# I'm a Belgian...like Stromae



## PabloElFlamenco (Jun 5, 2014)

...and now that I've probably turned most of you off, I may safely put in a good word for a musician I particularly appreciate without being accused of rash plugging: Stromae is the good man's name (Maestro spelled by switching the order of syllables from the original word).

He sings in the french language, which he manipulates to excellent effect. This song 



 is "Papaoutai" (papa où t'ès, daddy wheyou?). His dad was Rwandan. In this song he sings things like "everybody's talkin'" 'bout how to make babies but nobody's teachin' 'bout how to make' daddies". In another song he sings about the little blue bird twitting away hashtag this hashtag that... or, yet, "why I even have an Aryan friend" which, in French, could be interpreted as "why I even have a worthless friend"... and "formidable" he turns into "fort minable" (formidable as against most gauche).

For those who fear this young man would be merely a poet's poet, his music is a particularly danceworthy mix of techno, Congolese rumba, mexican trumpet and more, most capably mixed into a spectacular wall of sound.

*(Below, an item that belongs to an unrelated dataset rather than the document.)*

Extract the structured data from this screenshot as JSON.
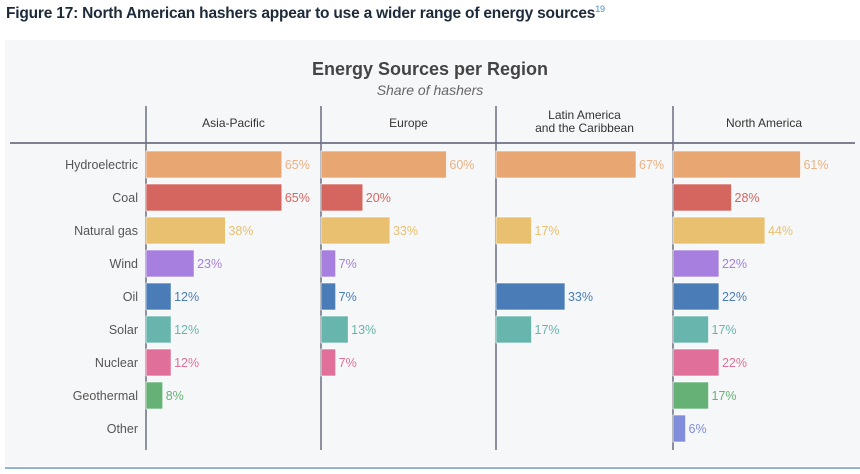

He may be a weirdo, but ... like!
Paul


----------



## Jos (Oct 14, 2013)

Yeah Paul, seconded !
One of the very few musicians my kids and I agree on!!

Cheers,
Jos


----------



## PabloElFlamenco (Jun 5, 2014)

Yes Jos, the credit's all Mr. Paul van Haver's (Stromae's real name). Last saturday, Irène and I went to see his concert at the Arras (North France) open air festival, it was a fantastic show and the public, to a very large extent Flemish AND French-speaking Belgians, and French people of course, by all accounts (for the loud singing they did!) seemed to know the lyrics to all his songs. 
Most impressive, a very, very talented and resourceful young musician, he is. I MUST get me one of his polo shirts...(he's got an attractive line of clothes, too...resourceful, I said!).

Greetings
Paul


----------